What is it that makes certain people so difficult? In the Harvard Business Review, Tony Schwartz points to realistic optimism as a way to deal with these folks. But does telling yourself a well-crafted story really help when someone is being a jerk? Here are four ways to deal with the people who are causing you pain.

1. The Problem with Assumptions

People are difficult when they have assumptions about a situation. Typically, assumptions come to life in the form of “shoulds” and “shouldn’ts”. These assumptions may be due to misinformation about the way things work, an overestimation of one’s own skills or a confusion about someone else’s contribution.

Danielle, a manager at a busy Austin restaurant, says that the key to dealing with assumptions is communication. “We ask our employees at our company meetings, ‘What might we be assuming here that’s holding us back?’” Mark Twain famously said, “It ain’t what you don’t know that can hurt you. It’s what you think you know that just ain’t so.”

To deal with difficult people, put the assumptions out on the table. Call out what looks like an assumption. Maybe he thought you were going to take out the garbage last week, or she thought you were going to turn in the fourth quarter report yesterday. Often, the person isn’t quite so difficult when assumptions change.

2. What Did You Expect?

If assumptions are how things are in someone’s mind, expectations are assumptions in the future tense. Dealing with difficult people often starts with your own expectations for their behavior. We often expect a certain level of competence from our co-workers. With difficult people, that certain level is far from certain. If you haven’t made your expectations clear, you shouldn’t be surprised if you are disappointed.

“I expected that my new employee would take the initiative to connect with some key internal customers,” one Salesforce administrator confided. “But I hadn’t told her of that expectation. I thought she was being difficult, but it turns out, I was just being unclear.” Derek, an engineer, said, “Happens a lot between millennials and other generations, I’m afraid. I hate ambiguity. Spell out your expectations – I can take it – and let me get you what you need.”

3. Agree Not to Disagree

Agreement is the antidote for assumptions and expectations. Unmet expectations are often what drive difficulty between two people. Putting those expectations and assumptions out on the table is an important step toward solving the real problem, which is no agreement.

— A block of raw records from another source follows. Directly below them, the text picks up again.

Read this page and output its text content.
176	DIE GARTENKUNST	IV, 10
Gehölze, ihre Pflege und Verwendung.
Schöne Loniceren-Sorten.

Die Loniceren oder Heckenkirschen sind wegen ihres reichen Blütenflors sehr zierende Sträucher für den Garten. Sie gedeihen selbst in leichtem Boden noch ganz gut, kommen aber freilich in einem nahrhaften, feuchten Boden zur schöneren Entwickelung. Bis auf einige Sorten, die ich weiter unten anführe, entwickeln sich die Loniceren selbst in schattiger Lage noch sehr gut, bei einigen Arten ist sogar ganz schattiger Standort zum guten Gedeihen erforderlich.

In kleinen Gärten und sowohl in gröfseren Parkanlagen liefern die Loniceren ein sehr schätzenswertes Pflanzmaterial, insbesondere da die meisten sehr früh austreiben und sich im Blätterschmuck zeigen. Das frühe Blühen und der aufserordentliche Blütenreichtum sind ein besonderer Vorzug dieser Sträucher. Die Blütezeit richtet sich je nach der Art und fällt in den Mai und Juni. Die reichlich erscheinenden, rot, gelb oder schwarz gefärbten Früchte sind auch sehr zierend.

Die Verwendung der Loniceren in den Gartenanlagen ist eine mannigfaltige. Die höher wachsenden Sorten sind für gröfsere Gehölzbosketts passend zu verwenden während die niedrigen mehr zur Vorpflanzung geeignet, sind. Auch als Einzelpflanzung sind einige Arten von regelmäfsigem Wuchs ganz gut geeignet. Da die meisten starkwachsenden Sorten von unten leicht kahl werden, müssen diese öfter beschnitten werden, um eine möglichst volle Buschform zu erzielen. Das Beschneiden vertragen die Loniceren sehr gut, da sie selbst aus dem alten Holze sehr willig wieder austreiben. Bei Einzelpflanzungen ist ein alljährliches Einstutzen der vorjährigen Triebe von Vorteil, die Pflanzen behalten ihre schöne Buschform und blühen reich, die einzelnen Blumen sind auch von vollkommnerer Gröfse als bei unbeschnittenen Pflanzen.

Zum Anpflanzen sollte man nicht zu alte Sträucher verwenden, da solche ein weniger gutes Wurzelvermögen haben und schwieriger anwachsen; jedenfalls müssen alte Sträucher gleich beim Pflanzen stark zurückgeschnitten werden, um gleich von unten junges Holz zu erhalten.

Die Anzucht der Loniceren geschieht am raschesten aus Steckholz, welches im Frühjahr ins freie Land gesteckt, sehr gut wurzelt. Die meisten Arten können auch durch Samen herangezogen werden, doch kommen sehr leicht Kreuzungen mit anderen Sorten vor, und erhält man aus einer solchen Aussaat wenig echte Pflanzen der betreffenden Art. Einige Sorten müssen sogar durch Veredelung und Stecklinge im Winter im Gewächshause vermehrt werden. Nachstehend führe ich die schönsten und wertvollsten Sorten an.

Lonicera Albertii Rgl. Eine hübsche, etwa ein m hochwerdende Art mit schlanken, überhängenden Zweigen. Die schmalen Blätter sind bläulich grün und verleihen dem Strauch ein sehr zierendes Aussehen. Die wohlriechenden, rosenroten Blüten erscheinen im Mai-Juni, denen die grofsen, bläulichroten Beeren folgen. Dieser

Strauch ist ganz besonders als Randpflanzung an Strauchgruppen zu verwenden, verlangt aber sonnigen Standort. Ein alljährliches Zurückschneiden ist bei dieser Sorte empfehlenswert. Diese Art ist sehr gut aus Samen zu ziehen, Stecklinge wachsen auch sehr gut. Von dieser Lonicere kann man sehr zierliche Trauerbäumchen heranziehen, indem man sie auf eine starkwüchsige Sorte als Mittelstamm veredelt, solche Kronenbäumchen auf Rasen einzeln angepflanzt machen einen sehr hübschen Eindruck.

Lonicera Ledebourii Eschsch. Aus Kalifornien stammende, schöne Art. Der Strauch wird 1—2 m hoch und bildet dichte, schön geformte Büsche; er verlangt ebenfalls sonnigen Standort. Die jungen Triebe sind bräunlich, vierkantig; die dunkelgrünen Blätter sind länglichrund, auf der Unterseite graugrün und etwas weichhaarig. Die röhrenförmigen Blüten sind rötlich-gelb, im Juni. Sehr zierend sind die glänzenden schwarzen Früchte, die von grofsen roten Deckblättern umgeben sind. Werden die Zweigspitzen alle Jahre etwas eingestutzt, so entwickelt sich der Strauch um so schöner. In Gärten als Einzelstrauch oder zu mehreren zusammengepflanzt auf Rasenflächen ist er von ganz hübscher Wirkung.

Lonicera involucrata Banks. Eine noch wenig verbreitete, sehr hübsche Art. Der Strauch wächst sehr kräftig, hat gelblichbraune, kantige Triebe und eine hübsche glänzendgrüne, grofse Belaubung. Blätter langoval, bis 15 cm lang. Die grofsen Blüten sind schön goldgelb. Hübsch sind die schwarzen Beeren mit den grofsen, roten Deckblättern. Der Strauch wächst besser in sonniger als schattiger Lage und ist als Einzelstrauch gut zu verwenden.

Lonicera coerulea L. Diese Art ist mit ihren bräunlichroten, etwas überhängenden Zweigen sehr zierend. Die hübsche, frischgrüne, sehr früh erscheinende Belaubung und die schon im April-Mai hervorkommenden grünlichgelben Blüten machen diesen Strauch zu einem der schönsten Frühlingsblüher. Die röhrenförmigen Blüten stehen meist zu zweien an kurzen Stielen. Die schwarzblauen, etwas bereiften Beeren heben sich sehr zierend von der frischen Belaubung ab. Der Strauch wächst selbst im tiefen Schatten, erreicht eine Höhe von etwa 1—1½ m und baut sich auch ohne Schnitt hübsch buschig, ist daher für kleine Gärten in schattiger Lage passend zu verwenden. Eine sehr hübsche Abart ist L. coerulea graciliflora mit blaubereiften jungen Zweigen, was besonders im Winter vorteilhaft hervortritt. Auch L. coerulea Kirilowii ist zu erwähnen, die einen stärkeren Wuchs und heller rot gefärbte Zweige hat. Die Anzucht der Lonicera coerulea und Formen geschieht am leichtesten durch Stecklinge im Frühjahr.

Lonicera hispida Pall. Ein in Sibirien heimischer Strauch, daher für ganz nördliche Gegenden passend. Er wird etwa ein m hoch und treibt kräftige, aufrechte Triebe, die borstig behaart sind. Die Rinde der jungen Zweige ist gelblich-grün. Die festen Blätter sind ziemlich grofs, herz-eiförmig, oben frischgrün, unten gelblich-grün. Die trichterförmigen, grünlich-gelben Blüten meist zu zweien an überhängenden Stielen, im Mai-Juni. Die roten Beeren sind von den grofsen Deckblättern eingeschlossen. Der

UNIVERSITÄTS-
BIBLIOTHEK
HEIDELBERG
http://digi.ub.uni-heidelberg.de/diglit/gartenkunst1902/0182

A project manager for the oil and gas industry, Jackie says that she works hard to close the loop with her team. “It’s not enough to say what you’re going to do. You can’t stop there – you have to get agreement. Agreement is what closes the loop.” Sometimes, things slip, but your agreement gives you something other than personalities to work around.

4. Use Your GPS

In my hometown of Houston, tropical storms caused many roads to be shut down and lots of highways to become impassable. But, eventually, my GPS always found a way around the blockage, even if it meant routing me in an unusual way.

Difficult people are like road blocks: Even when you work through assumptions to agreement, you still have other sources of difficulty. Those sources may be their attitude, their work ethic or even something more troubling, like their politics or personal viewpoints. Your internal GPS needs to route around those difficulties, and it always can. Maybe what your co-worker does, says or believes is a source of difficulty, but the real question is why you’re thinking about those things. Just because a train of thought shows up doesn’t mean you have to take a ride on it. Don’t make a difficult person more difficult by amplifying your thoughts about the things that drive you crazy.

In this article by Ariana Huffington, she shares a quote from Harari: “In ancient times having power meant having access to data. Today, having power means knowing what to ignore.” Re-route yourself to focus on what really matters, and reach agreement with that difficult person. And if you can’t reach an agreement, here’s the good news: Your GPS can help you to go around them. If it looks like someone is so difficult that you don’t have options, think again. Are there other people or resources you could turn to during a time of difficulty? Use your internal GPS to get out of your own way, and find new resources for your journey.